Our Core Virtues

"But in truth Justice was, as it seems, something of this sort; however, not with respect to a man's minding his external business, but with respect to what is within, with respect to what truly concerns him and his own."​



“I will choose to think well and act correctly.”

Prudence is the ability to govern and discipline oneself by the use of reason. It is classically considered to be a cardinal virtue and has a directive capacity with regard to the other virtues. It lights the way and measures the arena for their exercise. Without prudence, bravery becomes foolhardiness; mercy sinks into weakness, free self-expression and kindness into censure, humility into degradation and arrogance, selflessness into corruption, and temperance into fanaticism. The function of prudence is to point out which course of action is to be taken in any concrete circumstances. 

Howard Chandler Christy (1940), Scene at the Signing of the Constitution of the United States


“I will be brave and persevere in difficult times.”

Courage (also called bravery or valor) is the choice and willingness to confront agony, pain, danger, uncertainty, or intimidation. Physical courage is bravery in the face of physical pain, hardship, even death, or threat of death; while moral courage is the ability to act rightly in the face of popular opposition.
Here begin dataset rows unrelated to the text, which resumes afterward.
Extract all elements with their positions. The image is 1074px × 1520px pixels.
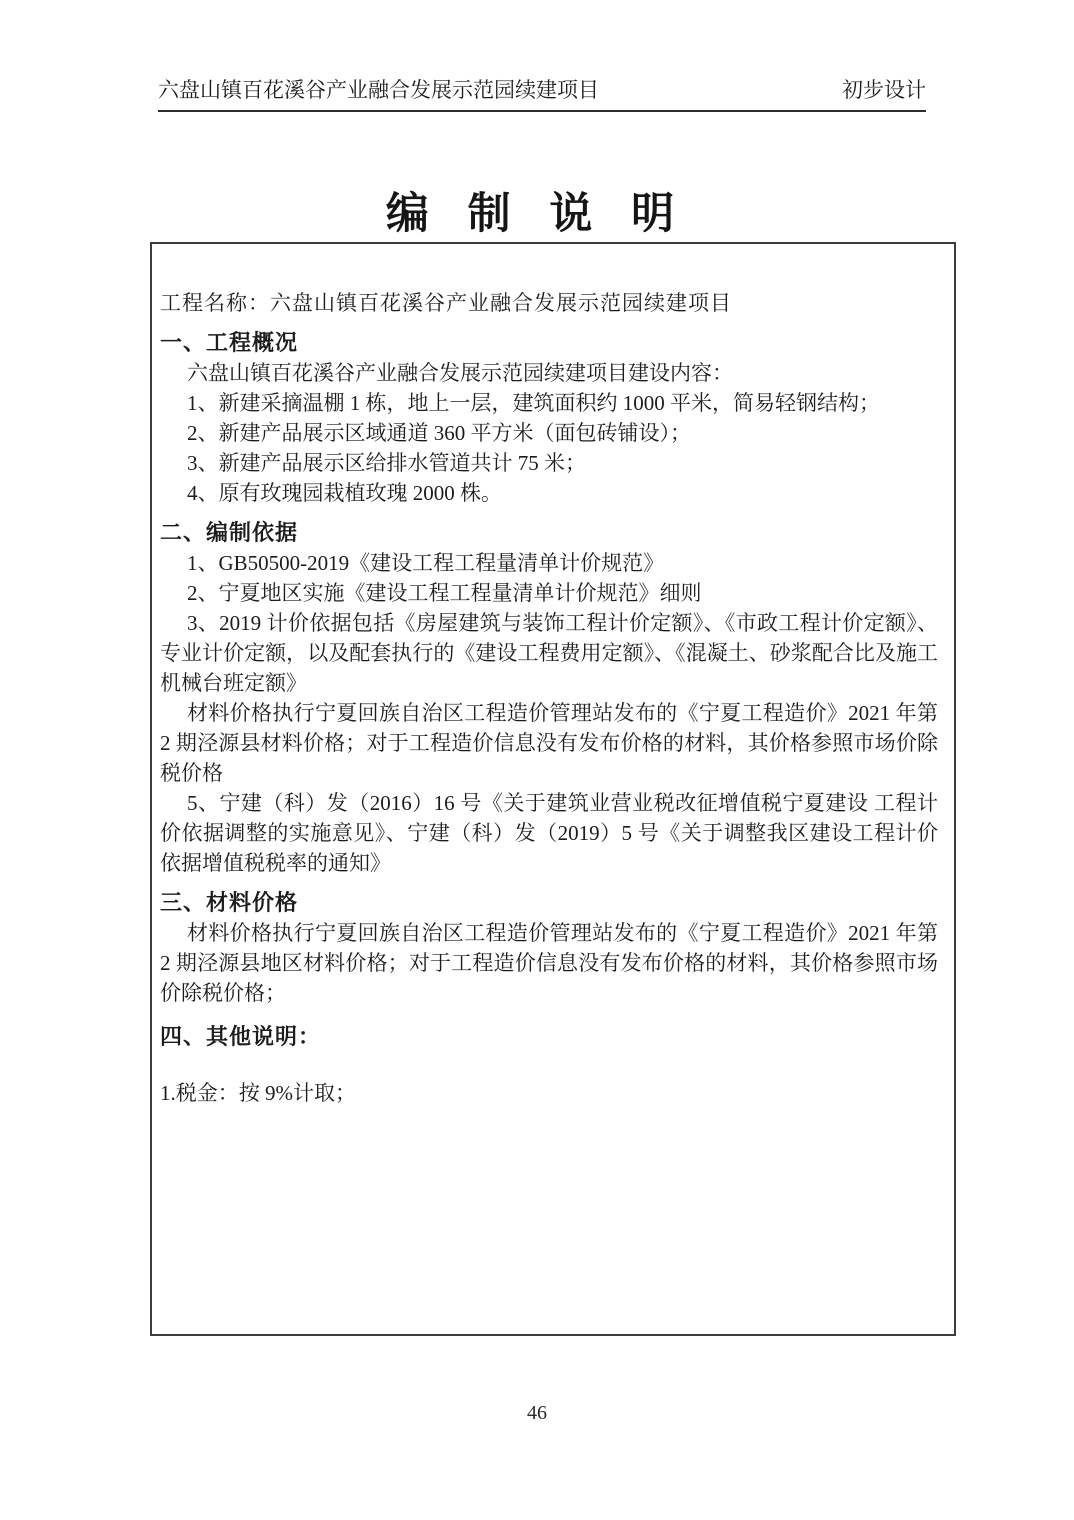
section1-item: 4、原有玫瑰园栽植玫瑰 2000 株。	[160, 478, 938, 508]
document-title: 编 制 说 明	[0, 180, 1074, 241]
section2-heading: 二、编制依据	[160, 518, 938, 548]
document-page: 六盘山镇百花溪谷产业融合发展示范园续建项目 初步设计 编 制 说 明 工程名称：…	[0, 0, 1074, 1520]
section3-paragraph: 材料价格执行宁夏回族自治区工程造价管理站发布的《宁夏工程造价》2021 年第 2…	[160, 918, 938, 1008]
section2-paragraph: 2、宁夏地区实施《建设工程工程量清单计价规范》细则	[160, 578, 938, 608]
section1-intro: 六盘山镇百花溪谷产业融合发展示范园续建项目建设内容：	[160, 358, 938, 388]
section2-paragraph: 5、宁建（科）发（2016）16 号《关于建筑业营业税改征增值税宁夏建设 工程计…	[160, 788, 938, 878]
page-header: 六盘山镇百花溪谷产业融合发展示范园续建项目 初步设计	[158, 74, 926, 112]
page-number: 46	[0, 1402, 1074, 1425]
header-project-title: 六盘山镇百花溪谷产业融合发展示范园续建项目	[158, 74, 599, 104]
header-stage-label: 初步设计	[842, 74, 926, 104]
section1-item: 3、新建产品展示区给排水管道共计 75 米；	[160, 448, 938, 478]
tax-note-line: 1.税金：按 9%计取；	[160, 1078, 938, 1108]
section1-item: 1、新建采摘温棚 1 栋，地上一层，建筑面积约 1000 平米，简易轻钢结构；	[160, 388, 938, 418]
section2-paragraph: 1、GB50500-2019《建设工程工程量清单计价规范》	[160, 548, 938, 578]
project-name-line: 工程名称：六盘山镇百花溪谷产业融合发展示范园续建项目	[160, 288, 938, 318]
section1-heading: 一、工程概况	[160, 328, 938, 358]
content-box: 工程名称：六盘山镇百花溪谷产业融合发展示范园续建项目 一、工程概况 六盘山镇百花…	[150, 242, 956, 1336]
section2-paragraph: 3、2019 计价依据包括《房屋建筑与装饰工程计价定额》、《市政工程计价定额》、…	[160, 608, 938, 698]
section3-heading: 三、材料价格	[160, 888, 938, 918]
section4-heading: 四、其他说明：	[160, 1022, 938, 1052]
section1-item: 2、新建产品展示区域通道 360 平方米（面包砖铺设）；	[160, 418, 938, 448]
section2-paragraph: 材料价格执行宁夏回族自治区工程造价管理站发布的《宁夏工程造价》2021 年第 2…	[160, 698, 938, 788]
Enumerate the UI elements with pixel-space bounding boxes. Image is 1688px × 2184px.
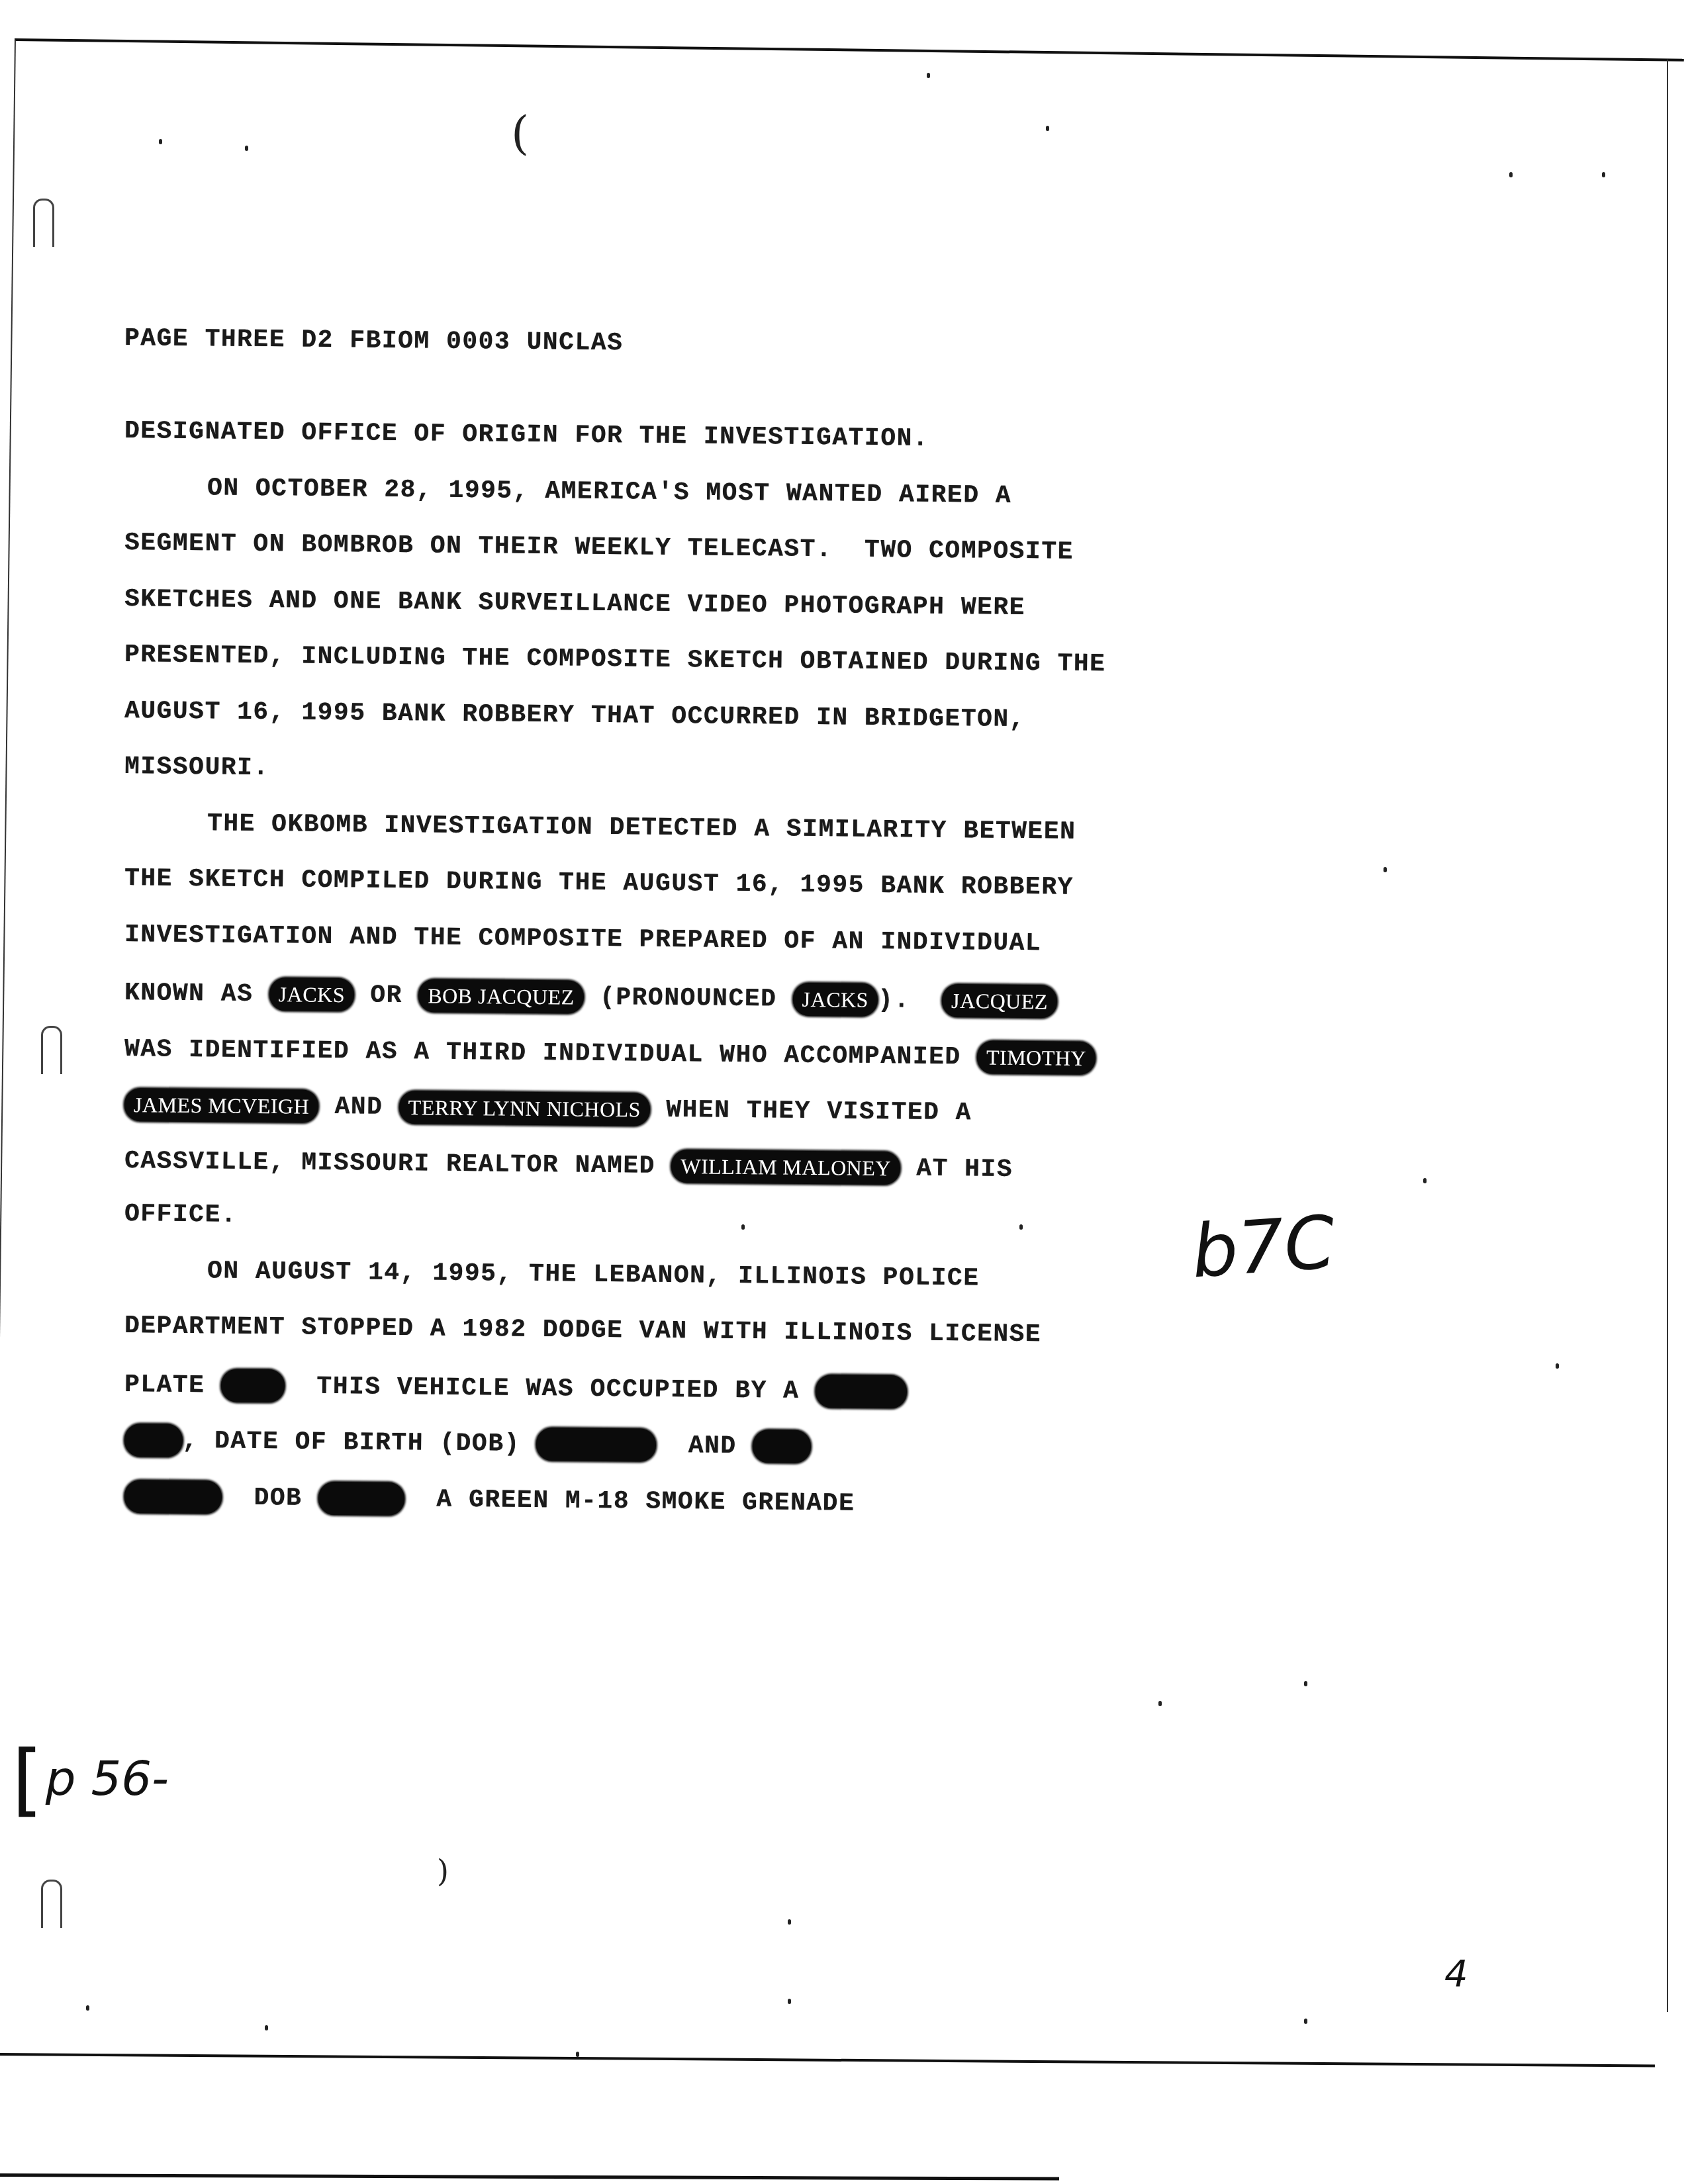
body-line: OFFICE. [124,1200,238,1230]
body-line: , DATE OF BIRTH (DOB) AND [124,1424,811,1463]
line-text: PLATE [124,1371,221,1400]
scan-speck [927,73,930,78]
redaction-box: TIMOTHY [977,1040,1096,1075]
page-border-right [1667,60,1668,2012]
bottom-edge-rule [0,2173,1059,2181]
line-text: (PRONOUNCED [584,983,793,1014]
handwritten-page-number: 4 [1444,1952,1468,1995]
handwritten-page-reference: [p 56- [12,1734,169,1826]
redaction-box: JACKS [792,983,878,1017]
scan-speck [1019,1224,1023,1230]
scan-artifact: ) [437,1853,449,1889]
scan-speck [1423,1178,1427,1183]
body-line: MISSOURI. [124,752,269,783]
page-reference-text: p 56- [46,1751,169,1806]
redaction-box: BOB JACQUEZ [418,979,584,1013]
scan-speck [265,2025,268,2030]
redaction-box [318,1481,404,1515]
line-text: KNOWN AS [124,979,269,1009]
bracket-mark: [ [12,1734,43,1826]
scan-speck [788,1999,791,2004]
line-text: AT HIS [900,1154,1013,1184]
line-text: WHEN THEY VISITED A [650,1096,972,1128]
body-line: PLATE THIS VEHICLE WAS OCCUPIED BY A [124,1368,908,1408]
punch-hole-mark [41,1880,62,1928]
body-line: DOB A GREEN M-18 SMOKE GRENADE [124,1480,855,1520]
redaction-box [536,1428,656,1462]
line-text: AND [656,1432,753,1461]
scan-speck [1046,126,1049,131]
scan-speck [245,146,248,151]
handwritten-exemption-code: b7C [1189,1200,1338,1295]
redaction-box: TERRY LYNN NICHOLS [399,1091,650,1126]
redaction-box: JACQUEZ [942,984,1057,1019]
redaction-box [753,1430,811,1463]
scan-speck [1556,1363,1559,1369]
scan-speck [159,139,162,144]
scan-speck [1304,2019,1307,2024]
line-text: WAS IDENTIFIED AS A THIRD INDIVIDUAL WHO… [124,1035,977,1071]
scan-speck [788,1919,791,1925]
line-text: MISSOURI. [124,752,269,782]
scan-speck [1509,172,1513,177]
scan-speck [1383,867,1387,872]
redaction-box: JAMES MCVEIGH [124,1088,319,1123]
redaction-box [124,1424,183,1457]
scan-speck [1304,1681,1307,1686]
line-text: OR [354,981,419,1010]
punch-hole-mark [41,1026,62,1074]
line-text: OFFICE. [124,1200,238,1230]
scan-speck [741,1224,745,1230]
scan-speck [1602,172,1605,177]
punch-hole-mark [33,199,54,247]
scan-speck [576,2052,579,2057]
redaction-box [124,1480,222,1514]
line-text: AND [318,1093,399,1122]
redaction-box [816,1375,908,1408]
page-header: PAGE THREE D2 FBIOM 0003 UNCLAS [124,324,624,358]
line-text: DOB [222,1483,318,1512]
scan-artifact: ( [511,106,529,160]
redaction-box [221,1369,285,1402]
line-text: THIS VEHICLE WAS OCCUPIED BY A [285,1372,816,1406]
line-text: A GREEN M-18 SMOKE GRENADE [404,1485,855,1518]
scan-speck [86,2005,89,2011]
redaction-box: WILLIAM MALONEY [671,1149,900,1184]
scan-speck [1158,1701,1162,1706]
line-text: ). [878,986,943,1015]
redaction-box: JACKS [269,978,354,1011]
line-text: , DATE OF BIRTH (DOB) [182,1427,536,1459]
line-text: CASSVILLE, MISSOURI REALTOR NAMED [124,1147,672,1181]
Emanuel Leutze (1851), Washington Crossing the Delaware


“I will exercise self-control, discretion, and temperance in all things.”

Moderation, also known as temperance, is defined as voluntary self-restraint. This includes restraint from revenge by practicing non-violence and forgiveness, restraint from arrogance by practicing humility and modesty, restraint from excesses such as extravagant luxury or splurging, and restraint from rage or craving by practicing calmness and self-control.

Pieter Bruegel the Elder (1560), Landscape with the Fall of Icarus


“I will obey rules, respect authority, and treat others fairly.”

Justice, in its broadest sense, is the principle that people receive that which they deserve, with the interpretation of what then constitutes “deserving” being impacted upon by numerous fields, with many differing viewpoints and perspectives, including the concepts of moral correctness based on ethics, rationality, law, religion, equity and fairness.

 Jacques-Louis David (1787), The Death of Socrates


“I will seek those things which are good, true, and beautiful.”

Wisdom is the ability to contemplate and act productively using knowledge, experience, understanding, common sense, and insight. It is associated with attributes such as unbiased judgment, compassion, experiential self-knowledge, self-transcendence and non-attachment. Wisdom is the capacity to have foreknowledge of something, to know the consequences of all the available course of actions, and to yield or take the options with the most advantage either for present or future implication.

Raphael (1509-1511), The School of Athens


“I will not be prideful or arrogant in my words, actions, or habits.”

Humility is the quality of being humble; a trait that is characterized by a modest and respectful attitude towards oneself and others. Humility  contrasts with narcissism, hubris and other forms of pride and is an idealistic and rare intrinsic construct that has an extrinsic side.

Rembrandt (1661-1669), The Return of the Prodigal Son


“I will admire and learn with all my heart.”

Wonder is comparable to the surprise that people feel when perceiving something rare or unexpected (but not threatening). It has historically been seen as an important aspect of human nature, specifically being linked with curiosity and the drive behind intellectual exploration. Wonder is also often compared to the emotion of awe, but awe implies fear or respect rather than joy. 

 Johannes Vermeer (1668), The Astronomer


“I will treat others with respect and seek friends who make me better.”

Friendship is a relationship of mutual affection between people. It is a stronger form of interpersonal bond than an “acquaintance” or an “association”. Friendships are foremost formed by choice, typically on the basis that the parties involved admire each other on an intimate level, enjoying aspects such as commonality and socializing.

 Winslow Homer (1872), Snap the Whip


“I will act with civility and serve others wherever possible.”

Responsibility is a commitment or expectation to perform some action in general or if certain circumstances arise. Responsibility may arise from a system of ethics or morality. A civic responsibility is often perceived as something owed to one’s country (patriotism), or to one’s homeland or community.

Federico Barocci (1598), Aeneas Fleeing from Troy


“I will have an attitude of thankfulness and say thank you to others.”

Gratitude is a feeling of appreciation (or similar positive response) by a recipient of another’s kindness. This kindness can be gifts, help, favors, or another form of generosity to another person. Gratitude contributes not only to positive affect and other life outcomes, but also to a decrease in negative affect.